Lately I've been getting close to being able to lucid dream, the ability to recognize you are in a dream and then do what ever you want in them. But this hasn't happened through any effort of my own, during my dreams I inexplicably just become aware that I am in a dream and then shortly afterwards I wake up. I never even get to try any of the "tells" that I'm in a dream: looking at a clock/ reading and seeing gibberish or trying to turn lights on and off and nothing happening etc. Which might be a good thing because I sleep too much to avoid waking life as it is and if I figure out how to lucid dream I might try and spend all my time trying to do that, which probably isn't healthy.

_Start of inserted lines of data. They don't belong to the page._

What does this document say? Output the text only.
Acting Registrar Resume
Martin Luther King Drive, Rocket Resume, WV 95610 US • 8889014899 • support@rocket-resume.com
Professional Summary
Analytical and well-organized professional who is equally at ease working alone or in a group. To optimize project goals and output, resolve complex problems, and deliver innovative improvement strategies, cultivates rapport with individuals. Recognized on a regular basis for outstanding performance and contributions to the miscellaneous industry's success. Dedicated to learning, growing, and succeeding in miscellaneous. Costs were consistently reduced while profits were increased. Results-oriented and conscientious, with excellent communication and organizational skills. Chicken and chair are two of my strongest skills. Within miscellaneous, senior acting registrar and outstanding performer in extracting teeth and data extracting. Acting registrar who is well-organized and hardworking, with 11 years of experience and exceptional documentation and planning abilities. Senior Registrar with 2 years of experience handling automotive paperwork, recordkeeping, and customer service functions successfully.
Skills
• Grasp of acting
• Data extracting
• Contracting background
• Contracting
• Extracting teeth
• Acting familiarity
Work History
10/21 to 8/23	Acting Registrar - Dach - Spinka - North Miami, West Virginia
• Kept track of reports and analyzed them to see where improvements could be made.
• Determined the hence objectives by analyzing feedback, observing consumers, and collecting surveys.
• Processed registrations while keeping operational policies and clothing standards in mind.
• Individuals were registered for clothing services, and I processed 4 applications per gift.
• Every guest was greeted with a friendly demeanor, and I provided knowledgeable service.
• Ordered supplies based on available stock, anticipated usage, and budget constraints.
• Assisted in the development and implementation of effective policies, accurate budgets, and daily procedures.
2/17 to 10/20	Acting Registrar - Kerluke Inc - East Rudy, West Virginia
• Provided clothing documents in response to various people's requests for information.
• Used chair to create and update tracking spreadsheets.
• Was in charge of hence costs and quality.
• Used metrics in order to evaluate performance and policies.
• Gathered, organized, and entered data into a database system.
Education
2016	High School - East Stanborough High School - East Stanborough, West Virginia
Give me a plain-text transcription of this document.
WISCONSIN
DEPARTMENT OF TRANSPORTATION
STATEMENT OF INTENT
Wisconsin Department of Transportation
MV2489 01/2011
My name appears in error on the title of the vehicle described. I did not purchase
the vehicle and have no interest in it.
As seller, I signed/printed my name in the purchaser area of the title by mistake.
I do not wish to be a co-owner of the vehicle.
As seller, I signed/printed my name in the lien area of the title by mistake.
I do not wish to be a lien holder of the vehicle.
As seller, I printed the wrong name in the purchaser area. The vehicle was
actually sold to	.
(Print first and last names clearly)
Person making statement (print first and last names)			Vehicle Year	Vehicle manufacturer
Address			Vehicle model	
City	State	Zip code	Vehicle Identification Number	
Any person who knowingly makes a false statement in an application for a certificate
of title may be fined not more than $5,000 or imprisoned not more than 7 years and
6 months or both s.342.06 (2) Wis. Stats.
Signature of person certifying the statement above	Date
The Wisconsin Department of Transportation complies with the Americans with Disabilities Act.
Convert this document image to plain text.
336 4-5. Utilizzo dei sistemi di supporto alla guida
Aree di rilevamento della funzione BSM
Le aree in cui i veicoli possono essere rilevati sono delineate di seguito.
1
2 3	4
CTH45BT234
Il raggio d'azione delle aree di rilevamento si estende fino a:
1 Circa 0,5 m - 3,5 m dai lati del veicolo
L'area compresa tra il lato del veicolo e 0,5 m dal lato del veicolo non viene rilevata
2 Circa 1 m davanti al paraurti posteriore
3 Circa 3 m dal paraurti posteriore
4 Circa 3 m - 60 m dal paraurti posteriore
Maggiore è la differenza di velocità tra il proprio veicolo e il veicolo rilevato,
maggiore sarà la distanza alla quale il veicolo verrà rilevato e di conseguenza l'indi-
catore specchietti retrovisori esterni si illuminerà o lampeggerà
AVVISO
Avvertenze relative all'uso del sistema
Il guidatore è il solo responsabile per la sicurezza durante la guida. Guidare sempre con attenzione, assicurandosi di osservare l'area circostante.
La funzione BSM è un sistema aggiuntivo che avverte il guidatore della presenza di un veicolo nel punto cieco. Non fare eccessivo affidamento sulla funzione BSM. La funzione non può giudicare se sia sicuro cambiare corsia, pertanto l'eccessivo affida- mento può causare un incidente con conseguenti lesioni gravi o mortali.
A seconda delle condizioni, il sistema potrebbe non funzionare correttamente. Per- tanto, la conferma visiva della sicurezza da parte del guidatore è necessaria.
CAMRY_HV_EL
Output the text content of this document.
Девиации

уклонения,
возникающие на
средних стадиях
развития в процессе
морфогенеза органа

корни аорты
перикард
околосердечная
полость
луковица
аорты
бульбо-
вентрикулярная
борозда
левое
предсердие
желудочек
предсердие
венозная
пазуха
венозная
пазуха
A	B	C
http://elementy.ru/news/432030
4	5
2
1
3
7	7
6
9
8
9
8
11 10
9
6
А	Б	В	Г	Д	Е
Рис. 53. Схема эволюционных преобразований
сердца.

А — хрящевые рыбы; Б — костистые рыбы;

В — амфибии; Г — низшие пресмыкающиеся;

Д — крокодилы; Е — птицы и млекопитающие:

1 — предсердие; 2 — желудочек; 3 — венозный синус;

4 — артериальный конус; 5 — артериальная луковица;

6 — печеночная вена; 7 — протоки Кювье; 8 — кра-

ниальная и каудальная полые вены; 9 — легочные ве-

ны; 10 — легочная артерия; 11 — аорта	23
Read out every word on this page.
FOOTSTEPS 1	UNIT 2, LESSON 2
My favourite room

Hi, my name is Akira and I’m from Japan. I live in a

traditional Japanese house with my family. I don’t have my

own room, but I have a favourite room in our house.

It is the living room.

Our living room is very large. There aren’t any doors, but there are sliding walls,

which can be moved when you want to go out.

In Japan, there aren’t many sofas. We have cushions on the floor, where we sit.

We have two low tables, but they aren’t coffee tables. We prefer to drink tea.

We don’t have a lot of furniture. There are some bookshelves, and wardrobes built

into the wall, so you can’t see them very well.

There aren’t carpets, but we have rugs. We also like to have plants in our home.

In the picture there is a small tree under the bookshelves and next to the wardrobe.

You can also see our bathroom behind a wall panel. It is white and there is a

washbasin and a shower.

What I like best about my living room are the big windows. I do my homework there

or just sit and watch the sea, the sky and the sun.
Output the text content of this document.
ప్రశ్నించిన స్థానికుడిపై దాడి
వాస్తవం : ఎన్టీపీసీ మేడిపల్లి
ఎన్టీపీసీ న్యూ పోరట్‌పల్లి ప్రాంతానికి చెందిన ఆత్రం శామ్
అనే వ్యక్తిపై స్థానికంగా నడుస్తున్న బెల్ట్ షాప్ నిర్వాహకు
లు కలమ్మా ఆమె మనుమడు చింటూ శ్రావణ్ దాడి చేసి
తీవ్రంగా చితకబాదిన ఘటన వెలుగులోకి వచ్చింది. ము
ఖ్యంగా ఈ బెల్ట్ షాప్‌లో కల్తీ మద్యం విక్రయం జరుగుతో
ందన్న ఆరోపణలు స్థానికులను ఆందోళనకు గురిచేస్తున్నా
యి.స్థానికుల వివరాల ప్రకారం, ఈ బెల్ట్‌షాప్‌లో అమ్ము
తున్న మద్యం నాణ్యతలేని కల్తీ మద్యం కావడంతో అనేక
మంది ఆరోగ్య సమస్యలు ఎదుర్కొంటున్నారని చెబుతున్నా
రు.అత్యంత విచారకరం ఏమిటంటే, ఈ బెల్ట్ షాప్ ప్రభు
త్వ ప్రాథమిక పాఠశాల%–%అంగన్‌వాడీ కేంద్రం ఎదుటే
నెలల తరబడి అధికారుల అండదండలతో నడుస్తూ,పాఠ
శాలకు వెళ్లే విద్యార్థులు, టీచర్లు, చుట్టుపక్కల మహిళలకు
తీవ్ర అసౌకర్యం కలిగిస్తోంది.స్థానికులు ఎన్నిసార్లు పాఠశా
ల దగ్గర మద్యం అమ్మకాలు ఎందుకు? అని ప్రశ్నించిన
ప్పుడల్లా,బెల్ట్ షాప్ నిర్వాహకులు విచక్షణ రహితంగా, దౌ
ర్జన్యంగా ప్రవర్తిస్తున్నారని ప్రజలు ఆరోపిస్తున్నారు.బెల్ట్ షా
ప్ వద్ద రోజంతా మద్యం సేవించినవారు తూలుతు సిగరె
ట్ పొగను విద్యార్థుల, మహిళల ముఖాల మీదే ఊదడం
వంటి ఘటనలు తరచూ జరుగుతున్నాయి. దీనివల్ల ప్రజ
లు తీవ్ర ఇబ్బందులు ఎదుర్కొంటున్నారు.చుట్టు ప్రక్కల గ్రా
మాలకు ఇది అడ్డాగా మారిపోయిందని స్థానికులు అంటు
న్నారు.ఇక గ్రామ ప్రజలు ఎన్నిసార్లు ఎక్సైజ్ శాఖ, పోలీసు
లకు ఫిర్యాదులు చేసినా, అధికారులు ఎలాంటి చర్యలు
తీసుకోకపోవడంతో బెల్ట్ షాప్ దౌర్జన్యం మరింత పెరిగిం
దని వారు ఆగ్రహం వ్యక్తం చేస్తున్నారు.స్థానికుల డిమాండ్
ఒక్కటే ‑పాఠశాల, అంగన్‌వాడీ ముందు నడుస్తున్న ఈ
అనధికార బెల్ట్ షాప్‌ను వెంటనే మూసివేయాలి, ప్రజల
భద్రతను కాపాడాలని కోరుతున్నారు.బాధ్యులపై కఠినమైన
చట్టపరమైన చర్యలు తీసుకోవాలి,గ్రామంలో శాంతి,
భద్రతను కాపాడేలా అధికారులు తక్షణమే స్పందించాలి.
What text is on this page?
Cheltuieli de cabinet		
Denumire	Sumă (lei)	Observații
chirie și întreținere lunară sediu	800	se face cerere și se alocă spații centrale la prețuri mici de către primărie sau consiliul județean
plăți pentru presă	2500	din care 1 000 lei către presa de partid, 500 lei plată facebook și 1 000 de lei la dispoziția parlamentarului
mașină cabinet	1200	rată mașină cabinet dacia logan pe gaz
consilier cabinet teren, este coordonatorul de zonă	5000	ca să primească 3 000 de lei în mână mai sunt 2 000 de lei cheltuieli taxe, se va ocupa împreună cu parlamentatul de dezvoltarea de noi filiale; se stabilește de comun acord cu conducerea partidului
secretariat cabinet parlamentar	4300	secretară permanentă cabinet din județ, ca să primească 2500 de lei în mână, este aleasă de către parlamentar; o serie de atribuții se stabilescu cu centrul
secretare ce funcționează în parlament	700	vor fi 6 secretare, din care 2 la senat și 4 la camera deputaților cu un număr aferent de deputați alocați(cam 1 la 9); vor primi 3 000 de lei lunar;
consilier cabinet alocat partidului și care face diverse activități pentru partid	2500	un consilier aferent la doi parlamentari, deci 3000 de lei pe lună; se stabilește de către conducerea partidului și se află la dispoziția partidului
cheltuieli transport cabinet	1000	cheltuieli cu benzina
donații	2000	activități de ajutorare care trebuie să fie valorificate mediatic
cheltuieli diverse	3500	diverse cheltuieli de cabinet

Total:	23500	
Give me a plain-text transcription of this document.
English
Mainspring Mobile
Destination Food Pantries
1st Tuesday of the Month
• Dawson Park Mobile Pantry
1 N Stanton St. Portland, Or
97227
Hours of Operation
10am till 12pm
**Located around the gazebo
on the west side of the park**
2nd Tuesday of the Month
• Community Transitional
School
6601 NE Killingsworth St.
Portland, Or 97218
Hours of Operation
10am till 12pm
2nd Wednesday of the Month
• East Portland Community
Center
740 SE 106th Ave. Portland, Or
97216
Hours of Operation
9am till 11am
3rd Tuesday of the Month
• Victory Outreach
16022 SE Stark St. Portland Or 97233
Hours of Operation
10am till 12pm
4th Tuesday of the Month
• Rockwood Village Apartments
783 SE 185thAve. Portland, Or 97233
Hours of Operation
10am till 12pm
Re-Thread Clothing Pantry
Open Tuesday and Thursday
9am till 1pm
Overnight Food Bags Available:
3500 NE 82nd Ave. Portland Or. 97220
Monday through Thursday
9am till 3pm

Often when I'm awake I also feel like I'm dreaming or in a movie. This occurs in two ways, when there is really dramatic lighting at night I feel like the situation I was in is too eerie and visually interesting to actually be real. The other way this happens is when I disassociate. I can't explain how this happens but the best way I can explain the feeling is like I'm watching everything on a small television set that is on the other side of a very dark room. I also am unable to connect with anyone and I become very withdrawn. I have a lot of mixed feelings about when this happens to me. It can be kind of fun because I feel as though nothing is real and I can see the world for how ridiculous it really is, I can get pretty silly during these times because I just laugh at everything. Other times, it is just annoying because I'm like, "I don't have time for this right now." But often times, it can be saddening because I become very isolated within myself. I get very nihilistic when I disassociate, because nothing feels real so I feel like nothing matters.
Disassociating in combination with the fact that I day dream a lot about having conversations with people I know make it hard for me to distinguish between what happened and what I'm imagining. So my life becomes in a way a series of dreams. Which I haven't found to be an entirely bad thing yet.
I don't know what I'm trying to figure out right now... is it which is better living in dreams or feeling like I'm living in a dream? That makes sense I guess. I don't know. I don't have an answer to which I'd prefer. I think I'll stick with being awake. Because that's the one I have a little more grasp on. That's not the best reasoning for making a decision but it's the only one that makes any kind of rational sense.